J.D. Inc. defined – The business of mass producing and selling law degrees for profit with no regard for the negative effect on the legal profession. It’s time. Law school debts should be dischargeable in bankruptcy. Since this New York Times article appeared a few weeks back, the pressure has been mounting. Law schools and the ABA must come clean. The job prospects for young lawyers are not what have been promised. Graduates at some of the country’s best law schools are struggling to find employment. There is no need to accredit new law schools unless they’ll be based out of New Delhi. Law schools reporting 93% employment nine months after graduation are lying. Thanks to lax survey standards set by the ABA, law schools are becoming more and more skilled at fudging statistics in such an egregious fashion that even Al Franken would blush. Sorry, but working at Burger King does not qualify as practicing law. Despite these inconvenient truths, the ABA isn’t going to stop blessing new law schools and forget about the law schools self regulating. They are never going to stop accepting boat loads of money in tuition. Who can blame them? Both organizations will do what it takes to keep raking in the cash.
Turn Off the Cash
The only solution is to turn off the cash by allowing law school loans to be discharged in bankruptcy. Once you accept the fact that J.D. Inc. is too lucrative to abandon or even scale back, you’re left with some hard choices. As a legal community, we can sit and watch as the talent pool and job market suffers from Mugabe like human inflation or we can take steps to save our profession. Treating law school loans like any other failed investment will force lenders to stop underwriting legal educations. The market will correct as law schools go out of business and the ranks of lawyers dwindle. Once hopelessly indebted lawyers will be free to pursue the careers they envisioned before lives of indentured servitude.

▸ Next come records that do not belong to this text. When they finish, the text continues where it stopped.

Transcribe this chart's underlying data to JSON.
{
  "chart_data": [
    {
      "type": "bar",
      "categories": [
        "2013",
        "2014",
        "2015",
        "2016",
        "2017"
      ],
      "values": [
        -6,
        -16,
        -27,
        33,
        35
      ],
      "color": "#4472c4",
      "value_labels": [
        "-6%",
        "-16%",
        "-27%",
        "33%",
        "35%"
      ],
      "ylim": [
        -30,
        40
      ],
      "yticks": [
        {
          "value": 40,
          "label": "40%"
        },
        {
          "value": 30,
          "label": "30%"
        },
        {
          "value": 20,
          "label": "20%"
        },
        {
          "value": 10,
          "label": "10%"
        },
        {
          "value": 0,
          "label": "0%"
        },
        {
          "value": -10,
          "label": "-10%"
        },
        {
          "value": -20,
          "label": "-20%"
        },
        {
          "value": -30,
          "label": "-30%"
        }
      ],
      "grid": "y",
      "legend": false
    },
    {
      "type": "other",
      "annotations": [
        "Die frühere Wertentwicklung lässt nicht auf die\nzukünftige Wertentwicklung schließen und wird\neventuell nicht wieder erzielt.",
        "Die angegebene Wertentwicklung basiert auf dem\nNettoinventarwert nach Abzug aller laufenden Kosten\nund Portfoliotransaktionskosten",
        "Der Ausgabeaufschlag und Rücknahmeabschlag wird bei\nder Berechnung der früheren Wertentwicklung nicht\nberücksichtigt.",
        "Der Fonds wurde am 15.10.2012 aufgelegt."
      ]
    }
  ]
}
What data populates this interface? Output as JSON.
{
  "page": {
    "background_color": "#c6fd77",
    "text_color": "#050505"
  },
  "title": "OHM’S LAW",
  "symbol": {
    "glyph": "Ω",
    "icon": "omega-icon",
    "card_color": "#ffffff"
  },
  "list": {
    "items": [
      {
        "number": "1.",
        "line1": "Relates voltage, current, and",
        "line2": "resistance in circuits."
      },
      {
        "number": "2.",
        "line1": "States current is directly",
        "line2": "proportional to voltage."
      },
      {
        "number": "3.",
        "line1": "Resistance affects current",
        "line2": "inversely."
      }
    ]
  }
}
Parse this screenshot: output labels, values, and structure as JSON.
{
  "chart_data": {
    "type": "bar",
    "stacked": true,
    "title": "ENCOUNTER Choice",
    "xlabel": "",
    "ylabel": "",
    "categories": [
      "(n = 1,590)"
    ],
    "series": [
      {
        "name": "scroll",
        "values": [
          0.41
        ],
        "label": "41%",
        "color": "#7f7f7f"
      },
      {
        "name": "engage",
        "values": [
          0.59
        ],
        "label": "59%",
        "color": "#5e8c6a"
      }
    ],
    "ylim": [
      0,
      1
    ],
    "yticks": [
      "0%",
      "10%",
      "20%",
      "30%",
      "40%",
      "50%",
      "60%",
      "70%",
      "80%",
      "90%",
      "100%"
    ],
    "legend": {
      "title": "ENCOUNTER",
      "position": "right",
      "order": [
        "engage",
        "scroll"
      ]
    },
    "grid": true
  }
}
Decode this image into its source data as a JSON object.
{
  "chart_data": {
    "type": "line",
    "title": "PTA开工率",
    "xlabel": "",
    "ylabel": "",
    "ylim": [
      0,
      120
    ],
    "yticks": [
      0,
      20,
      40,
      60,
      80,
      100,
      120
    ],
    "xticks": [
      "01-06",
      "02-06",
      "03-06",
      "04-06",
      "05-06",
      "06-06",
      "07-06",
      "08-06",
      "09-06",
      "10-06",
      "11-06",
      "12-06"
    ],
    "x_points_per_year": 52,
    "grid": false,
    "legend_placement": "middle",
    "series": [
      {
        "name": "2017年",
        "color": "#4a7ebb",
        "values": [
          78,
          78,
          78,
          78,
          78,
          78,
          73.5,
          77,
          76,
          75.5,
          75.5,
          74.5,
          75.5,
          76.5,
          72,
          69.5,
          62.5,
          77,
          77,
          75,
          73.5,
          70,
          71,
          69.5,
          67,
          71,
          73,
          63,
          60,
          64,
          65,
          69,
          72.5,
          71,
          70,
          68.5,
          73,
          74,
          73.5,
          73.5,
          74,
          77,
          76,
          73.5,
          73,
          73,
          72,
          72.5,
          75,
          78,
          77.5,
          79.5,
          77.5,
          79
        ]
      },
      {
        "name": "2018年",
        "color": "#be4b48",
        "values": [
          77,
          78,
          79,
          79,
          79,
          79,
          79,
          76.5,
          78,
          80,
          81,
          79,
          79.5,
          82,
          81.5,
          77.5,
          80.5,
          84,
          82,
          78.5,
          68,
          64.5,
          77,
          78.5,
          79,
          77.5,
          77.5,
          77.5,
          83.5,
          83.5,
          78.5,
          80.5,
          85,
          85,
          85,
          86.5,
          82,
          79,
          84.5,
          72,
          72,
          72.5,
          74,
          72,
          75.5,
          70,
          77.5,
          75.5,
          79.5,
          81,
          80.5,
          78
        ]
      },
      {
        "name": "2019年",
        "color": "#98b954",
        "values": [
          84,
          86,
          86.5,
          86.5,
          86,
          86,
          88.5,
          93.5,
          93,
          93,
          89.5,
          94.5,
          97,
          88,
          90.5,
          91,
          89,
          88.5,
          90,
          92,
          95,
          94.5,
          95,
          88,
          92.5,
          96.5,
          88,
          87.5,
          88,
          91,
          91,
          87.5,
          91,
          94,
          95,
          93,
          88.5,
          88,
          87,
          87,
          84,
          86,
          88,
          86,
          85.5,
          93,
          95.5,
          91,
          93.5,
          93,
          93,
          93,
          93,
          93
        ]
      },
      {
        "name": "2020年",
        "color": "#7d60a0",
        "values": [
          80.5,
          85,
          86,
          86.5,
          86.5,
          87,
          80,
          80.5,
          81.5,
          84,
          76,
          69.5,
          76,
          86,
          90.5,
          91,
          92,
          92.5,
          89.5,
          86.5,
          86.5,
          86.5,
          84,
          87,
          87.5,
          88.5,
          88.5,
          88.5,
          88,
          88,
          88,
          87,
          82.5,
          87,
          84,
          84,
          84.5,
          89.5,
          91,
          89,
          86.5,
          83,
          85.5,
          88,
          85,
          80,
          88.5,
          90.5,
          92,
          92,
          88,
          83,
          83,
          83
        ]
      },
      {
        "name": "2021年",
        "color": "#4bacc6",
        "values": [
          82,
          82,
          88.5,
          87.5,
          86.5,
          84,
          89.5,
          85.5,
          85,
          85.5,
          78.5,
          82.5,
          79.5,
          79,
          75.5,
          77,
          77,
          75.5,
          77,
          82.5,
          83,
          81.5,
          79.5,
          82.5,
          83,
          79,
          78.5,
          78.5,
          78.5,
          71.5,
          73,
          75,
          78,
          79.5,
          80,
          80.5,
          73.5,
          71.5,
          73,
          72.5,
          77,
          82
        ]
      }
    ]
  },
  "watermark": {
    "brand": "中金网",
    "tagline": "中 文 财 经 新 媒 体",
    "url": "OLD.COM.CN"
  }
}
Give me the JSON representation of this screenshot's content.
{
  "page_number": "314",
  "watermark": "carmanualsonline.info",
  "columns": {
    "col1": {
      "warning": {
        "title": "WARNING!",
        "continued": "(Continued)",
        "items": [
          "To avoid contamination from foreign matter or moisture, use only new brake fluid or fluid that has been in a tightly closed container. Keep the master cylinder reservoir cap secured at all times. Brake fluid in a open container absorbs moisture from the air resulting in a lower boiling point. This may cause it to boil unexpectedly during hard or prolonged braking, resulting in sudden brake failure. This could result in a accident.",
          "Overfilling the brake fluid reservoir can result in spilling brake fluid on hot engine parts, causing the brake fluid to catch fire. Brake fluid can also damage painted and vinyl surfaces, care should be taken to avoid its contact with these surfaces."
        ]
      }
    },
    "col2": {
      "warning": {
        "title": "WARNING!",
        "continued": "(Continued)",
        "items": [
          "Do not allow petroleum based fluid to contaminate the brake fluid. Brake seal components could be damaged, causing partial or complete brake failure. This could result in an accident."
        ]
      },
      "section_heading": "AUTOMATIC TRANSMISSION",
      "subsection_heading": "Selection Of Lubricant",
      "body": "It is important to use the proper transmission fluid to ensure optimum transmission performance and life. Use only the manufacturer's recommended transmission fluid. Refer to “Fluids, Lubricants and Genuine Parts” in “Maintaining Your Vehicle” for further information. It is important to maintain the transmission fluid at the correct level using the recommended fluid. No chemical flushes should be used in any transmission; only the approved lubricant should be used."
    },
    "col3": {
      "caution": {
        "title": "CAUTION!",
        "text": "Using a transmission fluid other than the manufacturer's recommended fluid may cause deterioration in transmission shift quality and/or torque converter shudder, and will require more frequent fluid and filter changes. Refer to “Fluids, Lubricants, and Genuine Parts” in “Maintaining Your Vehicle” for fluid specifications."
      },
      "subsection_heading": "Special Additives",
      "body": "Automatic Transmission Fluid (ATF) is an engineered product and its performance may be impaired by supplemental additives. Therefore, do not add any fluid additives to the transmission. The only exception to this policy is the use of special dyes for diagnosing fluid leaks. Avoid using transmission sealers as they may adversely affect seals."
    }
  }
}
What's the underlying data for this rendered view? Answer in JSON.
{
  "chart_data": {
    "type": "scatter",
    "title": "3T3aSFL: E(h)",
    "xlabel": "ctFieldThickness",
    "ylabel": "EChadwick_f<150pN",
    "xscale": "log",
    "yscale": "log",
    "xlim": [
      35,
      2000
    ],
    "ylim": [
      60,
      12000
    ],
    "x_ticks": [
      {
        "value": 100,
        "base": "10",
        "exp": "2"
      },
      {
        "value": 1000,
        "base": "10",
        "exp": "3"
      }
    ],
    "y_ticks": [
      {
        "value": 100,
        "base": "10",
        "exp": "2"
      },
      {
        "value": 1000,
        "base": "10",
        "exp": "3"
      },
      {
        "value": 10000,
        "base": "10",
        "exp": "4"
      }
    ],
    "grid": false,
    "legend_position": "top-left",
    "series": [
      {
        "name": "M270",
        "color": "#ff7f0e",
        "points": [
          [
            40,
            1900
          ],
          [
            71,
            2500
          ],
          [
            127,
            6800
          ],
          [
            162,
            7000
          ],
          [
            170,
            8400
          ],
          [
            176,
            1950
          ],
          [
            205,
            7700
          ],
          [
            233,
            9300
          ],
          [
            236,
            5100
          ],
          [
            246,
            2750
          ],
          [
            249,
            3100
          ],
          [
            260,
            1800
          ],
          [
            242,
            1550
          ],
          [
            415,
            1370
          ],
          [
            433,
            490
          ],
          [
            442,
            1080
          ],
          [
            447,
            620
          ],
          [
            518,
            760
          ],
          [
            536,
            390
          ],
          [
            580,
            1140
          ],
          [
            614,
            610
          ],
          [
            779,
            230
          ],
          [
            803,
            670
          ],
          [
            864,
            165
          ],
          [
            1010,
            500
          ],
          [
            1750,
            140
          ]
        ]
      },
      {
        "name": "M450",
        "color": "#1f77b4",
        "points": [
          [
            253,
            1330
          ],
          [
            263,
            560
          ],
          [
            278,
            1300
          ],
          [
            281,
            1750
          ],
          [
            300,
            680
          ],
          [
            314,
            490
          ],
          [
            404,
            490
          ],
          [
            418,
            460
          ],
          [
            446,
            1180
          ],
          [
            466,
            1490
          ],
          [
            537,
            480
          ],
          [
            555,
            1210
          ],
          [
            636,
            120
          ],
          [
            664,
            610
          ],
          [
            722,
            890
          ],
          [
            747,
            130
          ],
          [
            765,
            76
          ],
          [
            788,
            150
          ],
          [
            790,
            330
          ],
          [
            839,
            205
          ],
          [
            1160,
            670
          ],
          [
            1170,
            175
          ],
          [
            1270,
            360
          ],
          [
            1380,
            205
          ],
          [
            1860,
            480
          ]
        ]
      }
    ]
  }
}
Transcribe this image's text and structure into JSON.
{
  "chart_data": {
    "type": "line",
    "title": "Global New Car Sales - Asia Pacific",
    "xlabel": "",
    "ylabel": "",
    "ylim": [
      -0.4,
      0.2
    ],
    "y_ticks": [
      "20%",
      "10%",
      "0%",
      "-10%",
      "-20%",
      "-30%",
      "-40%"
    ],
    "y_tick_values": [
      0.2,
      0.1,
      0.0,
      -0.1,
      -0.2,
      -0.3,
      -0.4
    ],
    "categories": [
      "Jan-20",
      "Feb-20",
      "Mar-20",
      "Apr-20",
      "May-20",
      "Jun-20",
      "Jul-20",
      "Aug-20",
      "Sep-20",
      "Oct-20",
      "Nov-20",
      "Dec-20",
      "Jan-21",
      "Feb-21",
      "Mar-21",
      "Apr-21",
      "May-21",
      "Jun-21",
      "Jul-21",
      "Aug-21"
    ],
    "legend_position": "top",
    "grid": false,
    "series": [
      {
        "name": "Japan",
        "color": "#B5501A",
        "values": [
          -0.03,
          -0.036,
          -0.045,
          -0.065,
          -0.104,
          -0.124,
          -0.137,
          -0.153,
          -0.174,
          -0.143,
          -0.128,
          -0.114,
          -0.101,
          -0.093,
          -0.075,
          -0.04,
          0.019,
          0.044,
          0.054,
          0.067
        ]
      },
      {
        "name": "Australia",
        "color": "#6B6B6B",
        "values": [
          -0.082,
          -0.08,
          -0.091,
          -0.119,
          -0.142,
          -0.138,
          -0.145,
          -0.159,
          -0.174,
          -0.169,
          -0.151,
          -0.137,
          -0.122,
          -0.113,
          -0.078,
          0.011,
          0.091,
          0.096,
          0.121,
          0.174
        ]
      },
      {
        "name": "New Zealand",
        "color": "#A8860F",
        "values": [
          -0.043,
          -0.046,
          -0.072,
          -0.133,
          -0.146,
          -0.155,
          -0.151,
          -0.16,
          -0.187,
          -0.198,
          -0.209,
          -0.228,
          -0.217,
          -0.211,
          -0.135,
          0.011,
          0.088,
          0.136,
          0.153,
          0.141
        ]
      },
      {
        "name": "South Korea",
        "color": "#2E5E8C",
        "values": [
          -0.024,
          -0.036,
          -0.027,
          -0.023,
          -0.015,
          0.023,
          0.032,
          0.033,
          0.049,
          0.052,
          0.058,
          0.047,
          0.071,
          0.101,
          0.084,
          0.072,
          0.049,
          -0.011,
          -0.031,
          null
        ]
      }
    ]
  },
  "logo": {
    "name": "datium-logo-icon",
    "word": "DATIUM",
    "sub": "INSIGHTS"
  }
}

Leave it to the Means Test
The much maligned means test can be the gatekeeper. Law school loans are a form of unsecured debt. Those lawyers gainfully employed will pay back their student loans commensurate with salary. Lawyers employed by firms likely won’t qualify, lawyers employed at Burger King will. Simple and easy, allow law school loans to be discharged in bankruptcy. Stop printing J.D.’s.